Mittel- und Osteuropa: Vom Sorgenkind zum Wachstumsmotor

Obwohl die Wirtschaftsaussichten für Mittel- und Osteuropa nach Kriegsausbruch in der Ukraine zunächst trüb schienen, zählen die MOE-Staaten nun zu den wachstumsstärksten Volkswirtschaften in der EU.

 

 

Positive Wirtschaftsnachrichten mögen in den letzten Monaten rar gesät gewesen sein – die Volkswirtschaften Mittel- und Osteuropas (MOE) haben aber eine Spitzenplatzierung verdient. Mit Kriegsausbruch in der Ukraine wurden sie angesichts enger Handelsbeziehungen zu Russland, einer hohen Abhängigkeit von russischen Energieimporten und industrielastigen Wirtschaftssektoren schnell zu europäischen Sorgenkindern erklärt. Wer hätte gedacht, dass ebendiese Länder nun mit den höchsten Wachstumsraten in der EU auftrumpfen?

 

Der Schlüssel zum Erfolg liegt in der schnellen Anpassungsfähigkeit.

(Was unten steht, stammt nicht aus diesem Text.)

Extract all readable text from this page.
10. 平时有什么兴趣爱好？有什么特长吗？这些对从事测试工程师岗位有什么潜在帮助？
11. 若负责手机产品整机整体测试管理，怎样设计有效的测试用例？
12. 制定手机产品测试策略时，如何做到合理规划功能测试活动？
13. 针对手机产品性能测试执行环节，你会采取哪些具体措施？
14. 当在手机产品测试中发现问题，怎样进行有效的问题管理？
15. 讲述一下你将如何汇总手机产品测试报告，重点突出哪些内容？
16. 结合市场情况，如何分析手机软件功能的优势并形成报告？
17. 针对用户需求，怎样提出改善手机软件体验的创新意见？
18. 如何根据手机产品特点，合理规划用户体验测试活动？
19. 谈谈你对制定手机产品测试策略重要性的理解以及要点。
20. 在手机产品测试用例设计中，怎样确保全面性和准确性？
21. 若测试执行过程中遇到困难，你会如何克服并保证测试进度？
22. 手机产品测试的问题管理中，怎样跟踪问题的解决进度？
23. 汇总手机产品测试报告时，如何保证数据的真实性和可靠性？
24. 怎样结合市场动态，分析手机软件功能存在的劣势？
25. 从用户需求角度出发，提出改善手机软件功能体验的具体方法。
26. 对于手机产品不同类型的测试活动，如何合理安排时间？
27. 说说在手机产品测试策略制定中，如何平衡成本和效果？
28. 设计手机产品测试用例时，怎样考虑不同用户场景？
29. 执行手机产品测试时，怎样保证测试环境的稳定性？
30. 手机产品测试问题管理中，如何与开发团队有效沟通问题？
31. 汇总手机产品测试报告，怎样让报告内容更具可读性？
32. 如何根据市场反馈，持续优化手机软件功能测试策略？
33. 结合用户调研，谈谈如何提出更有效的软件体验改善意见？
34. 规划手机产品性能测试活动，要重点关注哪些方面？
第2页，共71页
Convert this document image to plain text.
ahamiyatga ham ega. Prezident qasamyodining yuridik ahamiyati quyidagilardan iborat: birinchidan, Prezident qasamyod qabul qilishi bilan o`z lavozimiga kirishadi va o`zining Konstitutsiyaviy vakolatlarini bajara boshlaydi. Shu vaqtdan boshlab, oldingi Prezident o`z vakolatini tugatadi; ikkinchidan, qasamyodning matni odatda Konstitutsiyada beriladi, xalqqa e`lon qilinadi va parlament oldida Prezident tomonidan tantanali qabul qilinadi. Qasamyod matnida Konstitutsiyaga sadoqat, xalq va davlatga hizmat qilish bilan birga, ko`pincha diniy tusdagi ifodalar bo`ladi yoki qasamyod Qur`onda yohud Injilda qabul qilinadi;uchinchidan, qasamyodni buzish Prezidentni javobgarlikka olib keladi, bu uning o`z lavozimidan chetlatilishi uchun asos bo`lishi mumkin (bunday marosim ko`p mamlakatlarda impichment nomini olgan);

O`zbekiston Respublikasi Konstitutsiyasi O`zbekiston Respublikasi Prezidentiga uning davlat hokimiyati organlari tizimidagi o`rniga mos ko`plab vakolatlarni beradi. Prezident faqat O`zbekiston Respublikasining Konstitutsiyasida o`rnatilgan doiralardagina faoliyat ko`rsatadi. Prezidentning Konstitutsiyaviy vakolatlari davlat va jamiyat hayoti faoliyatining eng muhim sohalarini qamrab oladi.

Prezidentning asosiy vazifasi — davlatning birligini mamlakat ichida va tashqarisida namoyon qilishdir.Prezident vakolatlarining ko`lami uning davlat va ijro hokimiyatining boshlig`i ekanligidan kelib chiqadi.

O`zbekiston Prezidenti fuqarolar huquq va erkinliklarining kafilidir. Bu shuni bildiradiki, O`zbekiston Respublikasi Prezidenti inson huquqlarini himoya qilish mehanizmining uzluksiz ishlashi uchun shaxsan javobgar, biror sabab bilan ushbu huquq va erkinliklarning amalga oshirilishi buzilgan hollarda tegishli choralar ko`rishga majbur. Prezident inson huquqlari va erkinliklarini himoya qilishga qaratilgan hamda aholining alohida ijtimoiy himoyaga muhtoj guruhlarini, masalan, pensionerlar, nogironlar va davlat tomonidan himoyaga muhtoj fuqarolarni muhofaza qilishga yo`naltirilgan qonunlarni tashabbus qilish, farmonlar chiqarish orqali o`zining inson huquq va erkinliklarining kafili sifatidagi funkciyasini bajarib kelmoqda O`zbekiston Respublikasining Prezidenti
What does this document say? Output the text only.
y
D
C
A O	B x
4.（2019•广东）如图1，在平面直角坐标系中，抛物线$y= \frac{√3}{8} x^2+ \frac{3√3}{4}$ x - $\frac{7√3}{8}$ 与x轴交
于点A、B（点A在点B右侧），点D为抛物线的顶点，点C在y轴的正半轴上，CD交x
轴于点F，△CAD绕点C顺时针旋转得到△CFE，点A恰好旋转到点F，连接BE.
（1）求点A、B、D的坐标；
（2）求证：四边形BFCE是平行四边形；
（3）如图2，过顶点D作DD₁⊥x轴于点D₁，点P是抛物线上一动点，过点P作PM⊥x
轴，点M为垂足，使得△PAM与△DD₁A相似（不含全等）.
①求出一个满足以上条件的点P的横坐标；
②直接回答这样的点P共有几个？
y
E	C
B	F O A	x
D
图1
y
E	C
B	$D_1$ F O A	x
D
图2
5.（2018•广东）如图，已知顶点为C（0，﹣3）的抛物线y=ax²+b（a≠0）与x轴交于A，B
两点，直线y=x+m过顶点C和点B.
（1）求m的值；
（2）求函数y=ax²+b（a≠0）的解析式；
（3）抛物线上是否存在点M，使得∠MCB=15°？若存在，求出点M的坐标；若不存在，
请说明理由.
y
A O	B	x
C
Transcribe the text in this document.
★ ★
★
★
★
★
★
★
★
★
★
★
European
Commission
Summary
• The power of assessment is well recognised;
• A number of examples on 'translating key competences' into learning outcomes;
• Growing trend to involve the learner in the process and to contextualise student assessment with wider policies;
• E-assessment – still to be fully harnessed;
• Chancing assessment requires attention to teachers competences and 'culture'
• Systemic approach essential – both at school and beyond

Zwar brachen die Exporte der offenen MOE-Volkswirtschaften nach Russland 2022 deutlich ein, allerdings konnte dieser Rückgang durch Exportsteigerungen in andere Märkte wettgemacht werden. So befindet sich der deutsche Handel mit Mittel- und Osteuropa auf einem neuen Höchststand. Der Handelsumsatz mit den acht von uns betrachteten MOE-Staaten legte 2022 jeweils im zweistelligen Prozentbereich zu. Auch die Leistungsbilanzdefizite, die sich im vergangenen Jahr nochmals deutlich verschärft hatten, bauen sich angesichts gesunkener Energiepreise wieder etwas ab. Damit konnten Polen, Kroatien, Slowenien, Litauen, Ungarn und Rumänien zwischen 2019 und 2022 ein stärkeres reales Wirtschaftswachstum erzielen als die meisten EWU-Staaten.

 

Einige Belastungsfaktoren bleiben jedoch bestehen. Solange der russische Angriffskrieg in der Ukraine anhält, sind insbesondere die baltischen Staaten von einem erhöhten geopolitischen Risiko betroffen. Zudem haben die Folgen der Corona-Pandemie und des Krieges die Inflationsraten in den MOE-Staaten noch mehr als in Westeuropa in die Höhe getrieben. Mittlerweile sind diese auf einem deutlichen Abwärtstrend, allerdings könnte der Fachkräftemangel einem schnellen Rückgang des Lohnwachstums und damit der Kerninflation entgegenstehen.

 

Diese Gemengelage an Einflussfaktoren spiegelt sich auch bei den Euro-denominierten Anleihen der MOE-Staaten wider. Deren Risikoaufschläge gegenüber Swaps (ASW-Spreads), also den Referenzzinssätzen für Zinstauschgeschäfte zwischen Banken, haben sich im bisherigen Jahresverlauf nahezu stetig eingeengt. Besonders ausgeprägt war diese Entwicklung wegen der höheren Ausgangsniveaus bei den bonitätsschwächeren Emittenten Ungarn und Rumänien. In der Gruppe der bonitätsstärkeren Emittenten ist es zu einer zunehmenden Homogenisierung auf einem Niveau von rund 50 Basispunkten im siebenjährigen ASW-Spread gekommen. Lediglich slowenischen und polnischen Anleihen ist es jüngst gelungen, sich mit noch stärkeren Spreadeinengungen gen Süden abzusetzen.